Plasma-enabled synthesis of Pd/GO rich in oxygen-containing groups and defects for highly efficient 4-nitrophenol reduction

Abstract

Effective catalytic removal of 4-nitrophenol (4-NP) in industrial wastewater remains a significant challenge due to the lack of highly efficient and stable catalysts. Herein, we demonstrated a promising plasma method for the facile, ultra-fast and low-temperature synthesis of graphite oxide (GO)-supported palladium catalyst (Pd/GO-P) rich in oxygen-containing groups (OCGs) and defects with smaller Pd nanoparticles (NPs) for highly efficient 4-NP reduction. The plasma method limited the damage to the OCGs and retained more OCGs (mainly alkoxy and hydroxyl groups) on the GO surface.
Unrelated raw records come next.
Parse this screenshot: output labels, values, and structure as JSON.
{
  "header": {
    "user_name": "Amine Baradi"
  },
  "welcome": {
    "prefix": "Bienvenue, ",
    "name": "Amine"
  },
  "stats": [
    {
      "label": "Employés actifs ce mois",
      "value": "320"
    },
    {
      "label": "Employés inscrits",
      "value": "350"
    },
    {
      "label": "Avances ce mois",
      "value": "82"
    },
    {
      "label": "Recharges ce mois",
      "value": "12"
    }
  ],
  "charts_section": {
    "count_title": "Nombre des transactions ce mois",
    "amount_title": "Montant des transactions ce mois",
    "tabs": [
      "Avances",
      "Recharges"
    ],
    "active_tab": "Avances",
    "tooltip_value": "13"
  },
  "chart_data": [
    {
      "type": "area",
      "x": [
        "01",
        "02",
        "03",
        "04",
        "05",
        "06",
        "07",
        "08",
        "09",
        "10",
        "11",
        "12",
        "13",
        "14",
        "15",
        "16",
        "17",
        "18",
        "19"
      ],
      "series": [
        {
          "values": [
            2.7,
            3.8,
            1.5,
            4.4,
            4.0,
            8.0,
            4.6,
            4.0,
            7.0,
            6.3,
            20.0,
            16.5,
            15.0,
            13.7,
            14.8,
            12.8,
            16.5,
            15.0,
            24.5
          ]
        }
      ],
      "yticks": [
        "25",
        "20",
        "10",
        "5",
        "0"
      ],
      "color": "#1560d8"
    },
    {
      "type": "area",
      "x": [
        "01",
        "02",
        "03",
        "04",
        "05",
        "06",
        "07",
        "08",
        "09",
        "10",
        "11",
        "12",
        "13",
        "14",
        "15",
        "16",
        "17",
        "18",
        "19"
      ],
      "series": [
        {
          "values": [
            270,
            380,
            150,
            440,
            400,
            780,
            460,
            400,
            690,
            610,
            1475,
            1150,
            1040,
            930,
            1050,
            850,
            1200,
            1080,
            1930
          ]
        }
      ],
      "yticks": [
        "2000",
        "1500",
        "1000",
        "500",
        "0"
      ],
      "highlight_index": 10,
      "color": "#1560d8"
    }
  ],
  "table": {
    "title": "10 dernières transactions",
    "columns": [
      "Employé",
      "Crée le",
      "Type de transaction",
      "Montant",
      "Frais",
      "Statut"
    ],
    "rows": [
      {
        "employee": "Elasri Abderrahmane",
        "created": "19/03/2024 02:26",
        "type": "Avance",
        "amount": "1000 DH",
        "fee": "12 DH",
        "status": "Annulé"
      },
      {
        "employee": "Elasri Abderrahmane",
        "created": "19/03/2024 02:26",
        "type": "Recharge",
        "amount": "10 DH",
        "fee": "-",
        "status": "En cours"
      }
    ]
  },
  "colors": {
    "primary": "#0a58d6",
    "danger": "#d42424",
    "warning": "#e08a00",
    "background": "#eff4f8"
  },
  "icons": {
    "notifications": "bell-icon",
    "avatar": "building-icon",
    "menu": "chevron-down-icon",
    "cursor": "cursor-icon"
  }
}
In addition, plasma treatment can increase the active sites and the density of GO surface defects. These OCGs and defects promoted the 4-NP adsorption and improved the catalyst dispersion in the aqueous solution of 4-NP, thereby enhancing the catalytic reduction performance. The Pd/GO-P catalyst showed the highest reduction of 4-NP reported thus far, with a concentration-normalized rate constant of 5576 min−1 g−1 L. This value was 51.6 and 20.5 times greater than that using Pd/rGO-H prepared by a traditional thermal reduction method and a commercial Pd/AC catalyst, respectively. This work opens the avenue of exploring the use of plasma for the rational design of supported Pd catalysts with superior performance for the reduction and recycling of 4-NP in wastewater.